Friday, January 20, 2017

The Quietest Time



The shortest day of the year is the Winter Solstice.  The fewest hours of daylight which for most means going to work in the dark and coming home still in darkness.  Living here in Tacoma, up north of the 47th parallel, our days are even shorter, but at least we have long summer nights to look forward to.  But the solstice happens right at the zenith of the Holiday season.  Houses shining over the long nights with thousands of LED lights, casting a warm glow back through the windows to those inside as the temperature drops. 
The darkest night of the year is usually right about the day after the New Year.  Nearly everyone has the day off, and as long as it isn’t raining it is a good day to take down those Christmas lights.  Suddenly all the life and happy colors are gone, wrapped up and balls to be untangled the next year.  Or thrown out and replaced with new lights scooped up at after Christmas clearance sales.  Maybe the porch light gets turned on, but so many houses don’t bother to do that.  The street lights suddenly seem small and ill equipped to handle the darkness.  The night wins.
Just as the holidays started, I lost my job.  It doesn’t matter why, but both my laptop and my phone were not for mine to keep so I had to turn them in.  And with that, I discovered the quietest time of the year.
I hadn’t driven anywhere in at least a decade without the ability to at least call home and tell my wife where I was, how traffic was, or maybe what we should have for dinner.  On that crap of a day I sat in heavy traffic, inching my way homeward along with thousands of drivers.  I can’t be sure but it seemed like every single one of them was either talking on their phone or texting.  And since I was just sitting there driving instead of being distracted like a drunk on the road because they just have to answer that Pavlovian ping and text while driving, I really started to hate every other person.  More so than usual.
The day before I had injured my back handing out Holiday wreaths at our kid’s elementary school.  I wrenched my back so badly that once I made it home from the two plus hours of sitting in the car, I could barely get out of the car, let alone make it up the stairs to our front door.  After finally getting that pill that I couldn’t take before driving, I settled into my chair and spent the next few days with the heating pad, pain meds and TV.
By then it was the weekend, and I have always had the habit of turning off my work phone at day’s end on Friday, and only turn it on if I had to run some errands or when Monday came.  So, It took me a while before I noticed the change.  We still have a home phone, including a beautiful avocado green desk top rotary phone in the basement that rings with real nostalgia in those bells.  I’m not sure why in this day and age we have a land line, but I guess when the power goes out we can still make a phone call in the dark.  But since the cell towers will lose power there will be no one to call. 

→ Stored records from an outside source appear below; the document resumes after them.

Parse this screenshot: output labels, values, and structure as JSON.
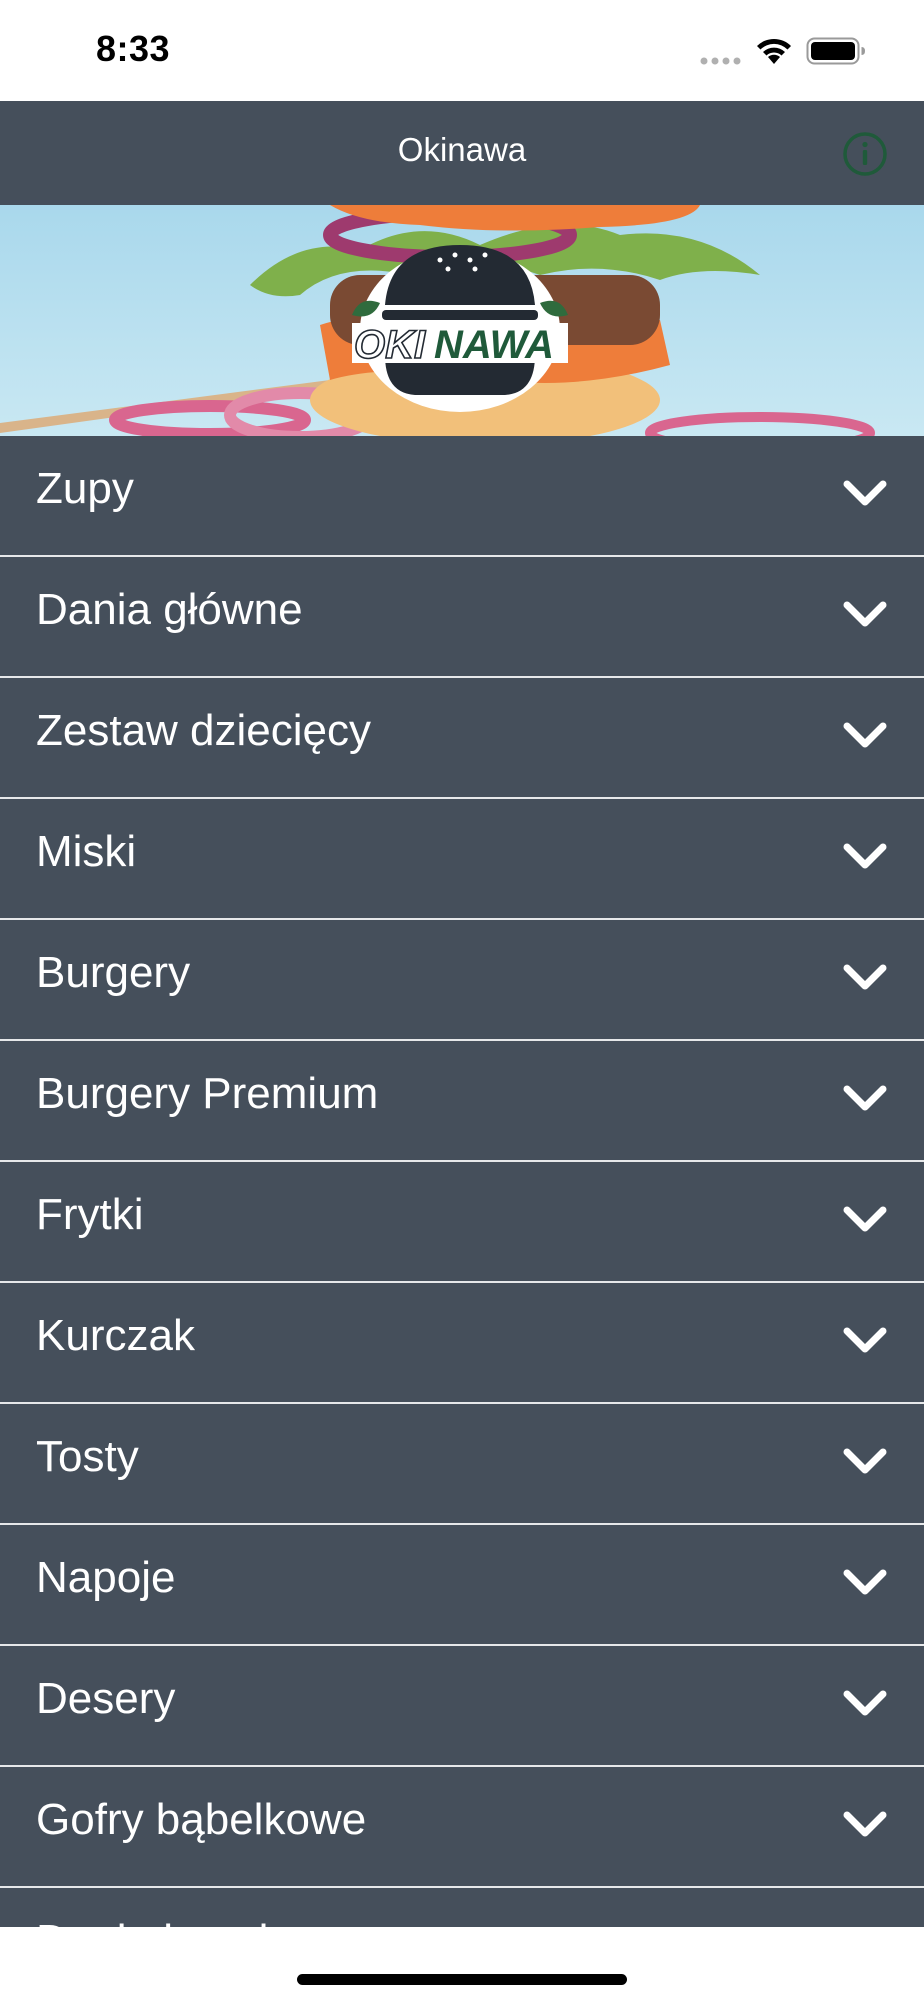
{
  "status_bar": {
    "time": "8:33"
  },
  "nav": {
    "title": "Okinawa",
    "info_icon": "info-circle-icon",
    "info_color": "#1f5a3a"
  },
  "banner": {
    "logo_text_left": "OKI",
    "logo_text_right": "NAWA"
  },
  "menu": {
    "chevron_icon": "chevron-down-icon",
    "items": [
      {
        "label": "Zupy"
      },
      {
        "label": "Dania główne"
      },
      {
        "label": "Zestaw dziecięcy"
      },
      {
        "label": "Miski"
      },
      {
        "label": "Burgery"
      },
      {
        "label": "Burgery Premium"
      },
      {
        "label": "Frytki"
      },
      {
        "label": "Kurczak"
      },
      {
        "label": "Tosty"
      },
      {
        "label": "Napoje"
      },
      {
        "label": "Desery"
      },
      {
        "label": "Gofry bąbelkowe"
      },
      {
        "label": "Dania bezglutenowe"
      }
    ]
  },
  "colors": {
    "nav_background": "#454f5b",
    "list_background": "#454f5b",
    "divider": "#e6e8ea",
    "text": "#ffffff"
  }
}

December is the busy season, not just for the work I was doing, but for all of us.  And suddenly I disappeared from so many places.  I had relied on my work laptop as our decade old home laptop was on its last legs.  Now Web searches took what seemed like hours to find information on unemployment, health care, bills and job searches.  Emails to former contacts went unanswered for a while as everyone was busy, and my messages came from a new, unfamiliar address.  Several people had tried to text me, but that number wasn’t mine any more.  In the rush and noise of the “most wonderful time of the year”, I had entered a place that was silent. 
I didn’t go very many places, so much of what we can do now days we can do from where ever we want to be.  We bought a new computer to get into the 21st century again but setting that up and transferring everything took the better part of a week.  And all this time I still was waiting to get a phone. I couldn’t  text my wife when she went to the store.  My teenage daughter couldn’t text me to ask if she could hang out with her friends a little longer.  She actually had to call me and ask me with her voice, using her phone for what it was intended.
The holiday season is also when most of the world uses up vacation time, letting emails pile up in the inbox to be gone through when they return.  Reaching out to contacts and friends was often met with out-of-office replies or often nothing at all.  Even the electronic world was silent.
In the dark of the new year, with cold dark days and nights, the silence was magnified.  I heard my house creaking in the wind, the clock’s ticking, the clicking of the keyboard and mouse as I searched the world. 
A fellow parent asked how could I survive without a phone.  I don’t have a computer in my pocket to answer questions, I guess I have to either know something or find out later.  I don’t have a calendar, email access or the ability to play music. I can do those things at home. 
I know that I will get a new phone soon, and once I’m back at work I will need it and all its conveniences.  But I have liked this small vacation from the need for the attention and devotion that our little electronic masters have of us.  I have enjoyed the silence.